LWN.net Logo

RDSL and ignoring feedback

RDSL and ignoring feedback

Posted Jul 26, 2007 2:38 UTC (Thu) by zlynx (subscriber, #2285)
Parent article: Still waiting for swap prefetch

But some users were reporting real regressions with RSDL and were being told that those regressions were to be expected and would not be fixed. This behavior soured Linus on RSDL and set the stage for Ingo Molnar's CFS scheduler. Some (not all) people are convinced that Con's scheduler was the better design, but refusal to engage with negative feedback doomed the whole exercise.

I was following most of that on LKML as it happened, and the way that I saw it was that a guy testing RSDL was reporting the fact that his X server now got 25% CPU instead of 75% as a regression.

Con did respond. He said the scheduler was fair, that was the design, and that he (the tester) could renice X to -10 or -15 if he wished.

I don't see how else Con could respond to that. RSDL was supposed to be fair. Giving X 75% isn't fair. There's just no way to resolve those two things.


(Log in to post comments)

RDSL and ignoring feedback

Posted Jul 26, 2007 8:29 UTC (Thu) by jospoortvliet (subscriber, #33164) [Link]

Indeed. Imho Corbet should've mentioned this properly - Con did get
negative comments, but those where entirely silly. Complaining about the
fairness of a fair scheduler???

He might also have mentioned that by design, it is extremely unlikely to
find negative consequences of using swap-prefetch (which explains why
there are no real bugreports), and how the whole updatedb issue might be
solved by other means, but that doesn't go for all things swap-prefetch
helps.

For example, start OO.o on a low-mem machine, work in it, close it. Now
you've got 60 mb free ram. Swap prefetch will start filling that with
your swapped-out pages pretty quick, and if those pages are firefox or
some other app (which is likely, as swap-prefetch starts with the most
important data), you're pretty happy. There is NO other way of doing this
than swap-prefetch.

I think the main reason SwPr didn't make it in is that those who have to
decide over it have very very bulky hardware, and their employers are
very afraid it MIGHT in some weird way influence the 1024-cpu linux
deployments, and they don't care about the desktop at all.

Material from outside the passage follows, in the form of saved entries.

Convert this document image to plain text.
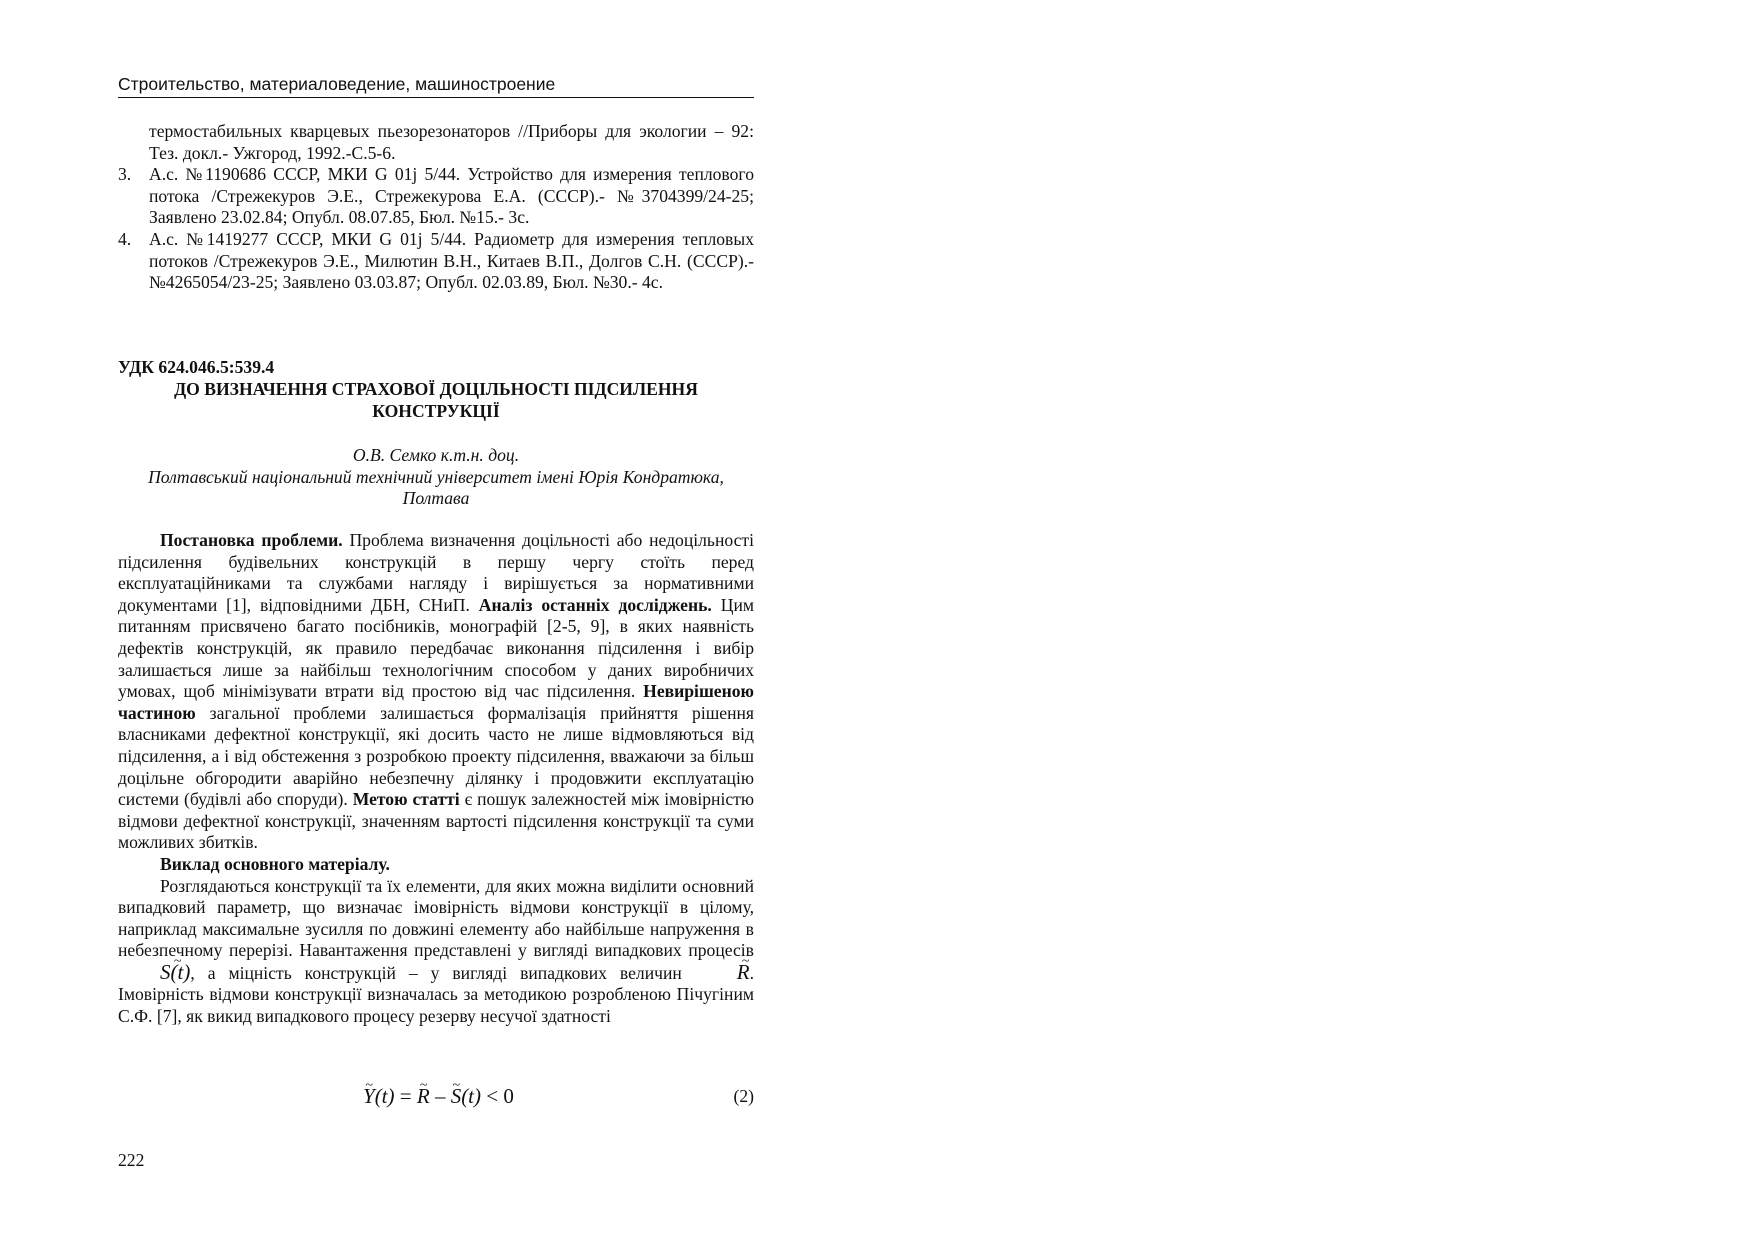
Строительство, материаловедение, машиностроение
термостабильных кварцевых пьезорезонаторов //Приборы для экологии – 92: Тез. докл.- Ужгород, 1992.-С.5-6.
3.	А.с. №1190686 СССР, МКИ G 01j 5/44. Устройство для измерения теплового потока /Стрежекуров Э.Е., Стрежекурова Е.А. (СССР).- №3704399/24-25; Заявлено 23.02.84; Опубл. 08.07.85, Бюл. №15.- 3с.
4.	А.с. №1419277 СССР, МКИ G 01j 5/44. Радиометр для измерения тепловых потоков /Стрежекуров Э.Е., Милютин В.Н., Китаев В.П., Долгов С.Н. (СССР).- №4265054/23-25; Заявлено 03.03.87; Опубл. 02.03.89, Бюл. №30.- 4с.
УДК 624.046.5:539.4
ДО ВИЗНАЧЕННЯ СТРАХОВОЇ ДОЦІЛЬНОСТІ ПІДСИЛЕННЯ
КОНСТРУКЦІЇ
О.В. Семко к.т.н. доц.
Полтавський національний технічний університет імені Юрія Кондратюка,
Полтава

Постановка проблеми. Проблема визначення доцільності або недоцільності підсилення будівельних конструкцій в першу чергу стоїть перед експлуатаційниками та службами нагляду і вирішується за нормативними документами [1], відповідними ДБН, СНиП. Аналіз останніх досліджень. Цим питанням присвячено багато посібників, монографій [2-5, 9], в яких наявність дефектів конструкцій, як правило передбачає виконання підсилення і вибір залишається лише за найбільш технологічним способом у даних виробничих умовах, щоб мінімізувати втрати від простою від час підсилення. Невирішеною частиною загальної проблеми залишається формалізація прийняття рішення власниками дефектної конструкції, які досить часто не лише відмовляються від підсилення, а і від обстеження з розробкою проекту підсилення, вважаючи за більш доцільне обгородити аварійно небезпечну ділянку і продовжити експлуатацію системи (будівлі або споруди). Метою статті є пошук залежностей між імовірністю відмови дефектної конструкції, значенням вартості підсилення конструкції та суми можливих збитків.

Виклад основного матеріалу.

Розглядаються конструкції та їх елементи, для яких можна виділити основний випадковий параметр, що визначає імовірність відмови конструкції в цілому, наприклад максимальне зусилля по довжині елементу або найбільше напруження в небезпечному перерізі. Навантаження представлені у вигляді випадкових процесів ~ S(t), а міцність конструкцій – у вигляді випадкових величин ~ R. Імовірність відмови конструкції визначалась за методикою розробленою Пічугіним С.Ф. [7], як викид випадкового процесу резерву несучої здатності

~ Y(t) = ~ R – ~ S(t) < 0	(2)
222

RDSL and ignoring feedback

Posted Jul 26, 2007 13:35 UTC (Thu) by corbet (editor, #1) [Link]

Indeed. Imho Corbet should've mentioned this properly - Con did get negative comments, but those where entirely silly. Complaining about the fairness of a fair scheduler???

That's just the sort of approach which created trouble for SD/RSDL. If people see regressions with their workloads, stamping a "100% certified fair!" label on it will not make them feel better about it. You have to address these problems; if you are unwilling to do so, your code will not make it into the kernel.

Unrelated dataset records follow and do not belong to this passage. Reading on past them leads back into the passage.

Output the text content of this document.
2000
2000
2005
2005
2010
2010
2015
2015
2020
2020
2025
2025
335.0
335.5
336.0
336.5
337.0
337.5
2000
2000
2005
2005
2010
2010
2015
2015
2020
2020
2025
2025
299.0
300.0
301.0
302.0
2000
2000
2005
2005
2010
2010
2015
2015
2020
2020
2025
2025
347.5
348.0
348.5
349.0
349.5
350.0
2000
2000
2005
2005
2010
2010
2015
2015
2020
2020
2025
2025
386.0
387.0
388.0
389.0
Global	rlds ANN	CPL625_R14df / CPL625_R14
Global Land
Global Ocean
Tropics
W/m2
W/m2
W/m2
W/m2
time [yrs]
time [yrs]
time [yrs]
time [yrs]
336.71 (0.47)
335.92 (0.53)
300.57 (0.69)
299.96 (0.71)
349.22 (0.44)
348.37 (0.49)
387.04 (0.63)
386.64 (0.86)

CFS is also a "fair" scheduler, but it has not drawn the same sort of complaints - though it will be interesting to see what happens as the testing community gets larger. As I understand it, the CFS brand of "fairness" takes a longer-term view, allowing tasks to get their "fair" share even if they sleep from time to time. That helps to prevent the sort of regressions seen with SD.

The real key, though, is what happens when things go wrong. There will certainly be people reporting scheduler issues over the 2.6.23 cycle. Ingo and the other CFS hackers could certainly dismiss them as "entirely silly," seeing as the scheduler is "completely fair," after all. But they won't do that. Instead, they will do their best to understand and solve the problems. That is why CFS is in the kernel, and SD is not.

RDSL and ignoring feedback

Posted Jul 26, 2007 14:40 UTC (Thu) by nevyn (subscriber, #33129) [Link]

That is a very bad analogy, for a "fair" scheduler change requests along the lines of "app. X does Y, and gets an unfair amount of CPU" and should be dealt with promptly. Change requests like "app. X does Y, and I want it to get an unfair amount of CPU" should be solved another way. We didn't drop SELinux because random uid=0 processes could no longer re-write my /etc/shadow file, because that was a desired result.

Looking at it another way if you create holes in the algo. so that Xorg can walk through them, then so can any other piece of code. The correct fix was pointed out, if Xorg needs more CPU time than "normal" then just tell the kernel that using the interfaces specially for that purpose (Ie. nice).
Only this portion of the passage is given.